Дневальный на входе лениво глядел на меня.
Я подошел и еще раз внимательно посмотрел в усталое лицо старшины. Попрощавшись с дневальным, вышел на улицу. Развалины домов в быстро сгущающихся сумерках выглядели неуютно. Небеса были затянуты тучами, и на город падал мелкий дождь. Чего-то не хватало в городе, я не сразу догадался даже, чего именно. В городе не хватало жизни. Ни музыки, ни голосов, даже лая собак не слышно. Только треснет где-то вдалеке сухой выстрел или автоматная очередь изредка резанет тишину.
Серафим Николаев был прав. Богу все равно, кто и каким образом погибнет в этой проклятой и никому не нужной войне. Поэтому он и посылает меня каждую ночь, чтобы забрать души убитых.

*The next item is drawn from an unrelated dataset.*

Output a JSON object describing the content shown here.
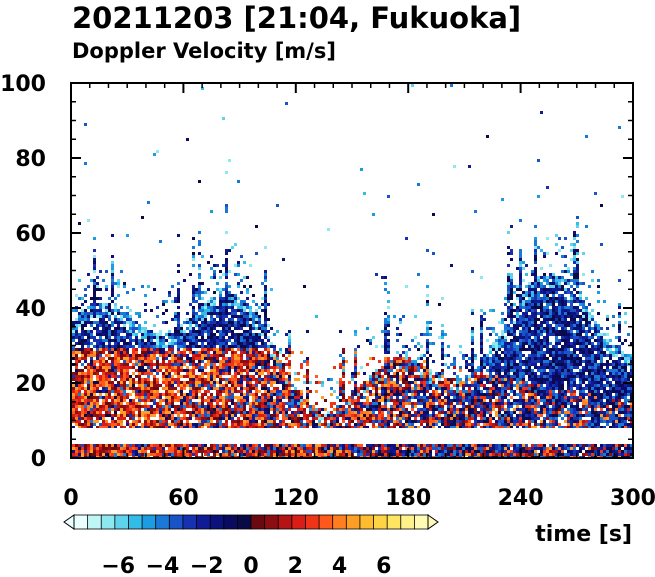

А сюда я отправился днем, чтобы еще раз увидеть живым этого бесстрашного старшину. Помню, я очень удивился, когда увидел его там, в Шалях. Как мне показалось, он не слишком поразился моему появлению, не испугался, хотя другим было очень не по себе. Некоторое время я наблюдал за удивившим меня человеком. Он мне понравился, более того – я его возлюбил и держал против своего сердца. Трудно было даже представить, чтобы один человек мог спасти столько других людей. Там, наверху, о нем легенды слагать стали. Кое-кто даже поговаривал, что… Сами знаете, что в этих случаях говорят. И именно поэтому я сегодня спустился в Грозный. Не то чтобы слишком уж поверил сплетням, но захотелось в последний раз на него посмотреть. Он ведь прав, этот старшина, сегодня его имя уже занесли в черные списки Рока. Кто знает, что там будет дальше – привратник Петр уже стар и устал от своей вечной работы.
Может, поэтому, а скорее всего, просто так – зря говорят, что у Ангелов нет чувств, мне вдруг очень захотелось увидеть это усталое и спокойное лицо еще раз, пока в карих глазах старшины усмешливо дрожит мысль, а душа его еще не свивается в тонкий белый жгут, устремляясь в высоту к моим распростертым крыльям.